Het bedrag zal menige Ajaxsupporter een klap in het gezicht zijn geweest. Honderd miljoen euro — hallo zeg. Zoveel geld zal Ajax tegen het einde van 2014 in kas hebben. RTL7 kwam vorige week, na het sluiten van de transfermarkt, met die berekening. En aangezien Ajax de competitie slecht is begonnen, staat Ajax-directeur voetbalzaken Marc Overmars nu te boek als Dagobert Duck. Een rijke stinkerd die bovenop zijn geld zit in plaats van het uit te geven. De seizoenkaarthouder is de klos; die krijgt lang niet de maximale kwaliteit voorgezet waar hij als consument recht op heeft.
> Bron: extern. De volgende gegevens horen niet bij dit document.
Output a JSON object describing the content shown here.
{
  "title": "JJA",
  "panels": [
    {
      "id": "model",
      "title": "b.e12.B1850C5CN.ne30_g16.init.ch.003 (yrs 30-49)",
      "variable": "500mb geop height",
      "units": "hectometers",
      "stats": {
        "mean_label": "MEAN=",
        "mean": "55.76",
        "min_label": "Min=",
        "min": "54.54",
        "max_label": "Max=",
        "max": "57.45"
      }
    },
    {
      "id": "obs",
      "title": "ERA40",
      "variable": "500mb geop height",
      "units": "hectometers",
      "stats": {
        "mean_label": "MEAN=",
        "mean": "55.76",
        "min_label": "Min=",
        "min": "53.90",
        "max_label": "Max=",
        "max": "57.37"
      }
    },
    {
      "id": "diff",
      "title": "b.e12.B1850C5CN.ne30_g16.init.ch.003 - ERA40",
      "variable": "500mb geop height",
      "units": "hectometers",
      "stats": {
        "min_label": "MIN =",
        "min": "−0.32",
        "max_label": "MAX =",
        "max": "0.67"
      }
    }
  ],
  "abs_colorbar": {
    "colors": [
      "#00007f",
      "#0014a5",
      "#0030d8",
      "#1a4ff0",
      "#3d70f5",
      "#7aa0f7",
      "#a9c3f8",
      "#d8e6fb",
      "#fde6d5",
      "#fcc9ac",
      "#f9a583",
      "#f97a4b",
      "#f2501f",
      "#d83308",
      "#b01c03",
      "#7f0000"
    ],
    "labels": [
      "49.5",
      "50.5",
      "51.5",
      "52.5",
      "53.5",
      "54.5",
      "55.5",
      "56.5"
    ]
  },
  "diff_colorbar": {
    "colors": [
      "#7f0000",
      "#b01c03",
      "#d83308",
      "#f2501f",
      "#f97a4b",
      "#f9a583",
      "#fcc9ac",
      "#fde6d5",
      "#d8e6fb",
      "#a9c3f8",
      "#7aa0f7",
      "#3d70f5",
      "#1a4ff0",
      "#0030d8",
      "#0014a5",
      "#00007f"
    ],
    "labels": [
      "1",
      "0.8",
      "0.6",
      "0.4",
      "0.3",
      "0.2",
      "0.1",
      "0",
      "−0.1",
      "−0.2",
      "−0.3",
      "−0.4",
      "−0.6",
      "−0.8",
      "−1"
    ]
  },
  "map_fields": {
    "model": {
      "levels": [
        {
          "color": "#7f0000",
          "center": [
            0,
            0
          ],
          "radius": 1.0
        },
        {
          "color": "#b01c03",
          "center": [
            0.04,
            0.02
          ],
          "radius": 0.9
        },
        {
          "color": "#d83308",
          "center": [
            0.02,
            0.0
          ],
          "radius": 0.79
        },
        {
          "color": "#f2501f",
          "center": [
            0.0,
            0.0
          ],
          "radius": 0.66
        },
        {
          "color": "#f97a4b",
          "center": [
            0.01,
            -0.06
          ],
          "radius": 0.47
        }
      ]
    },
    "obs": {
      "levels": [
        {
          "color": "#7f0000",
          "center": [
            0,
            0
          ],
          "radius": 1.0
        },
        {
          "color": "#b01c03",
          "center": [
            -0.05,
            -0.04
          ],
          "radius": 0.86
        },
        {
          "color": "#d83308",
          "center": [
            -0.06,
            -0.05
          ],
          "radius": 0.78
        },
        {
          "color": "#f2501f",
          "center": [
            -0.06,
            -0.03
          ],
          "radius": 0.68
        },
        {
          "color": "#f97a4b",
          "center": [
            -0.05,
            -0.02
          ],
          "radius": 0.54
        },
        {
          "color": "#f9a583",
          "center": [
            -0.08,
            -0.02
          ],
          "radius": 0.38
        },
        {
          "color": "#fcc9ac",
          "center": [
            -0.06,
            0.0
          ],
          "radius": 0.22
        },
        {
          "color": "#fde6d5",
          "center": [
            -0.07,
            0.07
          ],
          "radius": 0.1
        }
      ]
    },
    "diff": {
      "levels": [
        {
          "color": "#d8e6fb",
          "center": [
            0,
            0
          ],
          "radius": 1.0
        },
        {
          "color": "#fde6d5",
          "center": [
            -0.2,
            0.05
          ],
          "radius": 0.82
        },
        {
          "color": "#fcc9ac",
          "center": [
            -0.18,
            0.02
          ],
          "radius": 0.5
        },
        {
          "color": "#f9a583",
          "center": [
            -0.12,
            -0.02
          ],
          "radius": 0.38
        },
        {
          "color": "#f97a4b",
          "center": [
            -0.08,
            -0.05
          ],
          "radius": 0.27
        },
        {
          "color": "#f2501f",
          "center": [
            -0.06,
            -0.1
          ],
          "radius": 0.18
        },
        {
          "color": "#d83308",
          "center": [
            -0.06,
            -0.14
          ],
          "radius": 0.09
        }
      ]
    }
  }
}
Geen club pot zoveel geld op
Honderd miljoen: bijna evenveel als de totale jaaromzet. Bedenk dat de omzet van concurrent PSV nog geen zeventig miljoen euro is en dat Ajax al twee van de vier competitiewedstrijden heeft verloren. Benieuwd hoe dat zaterdag gaat, als Ajax thuis in de nationale competitie tegen Heracles wederom teleurstelt. Of, nog erger, als Paris Saint-Germain woensdag fluitend van het veld loopt na een belangrijke overwinning in de Champions League op een veel te jong en onervaren Ajax.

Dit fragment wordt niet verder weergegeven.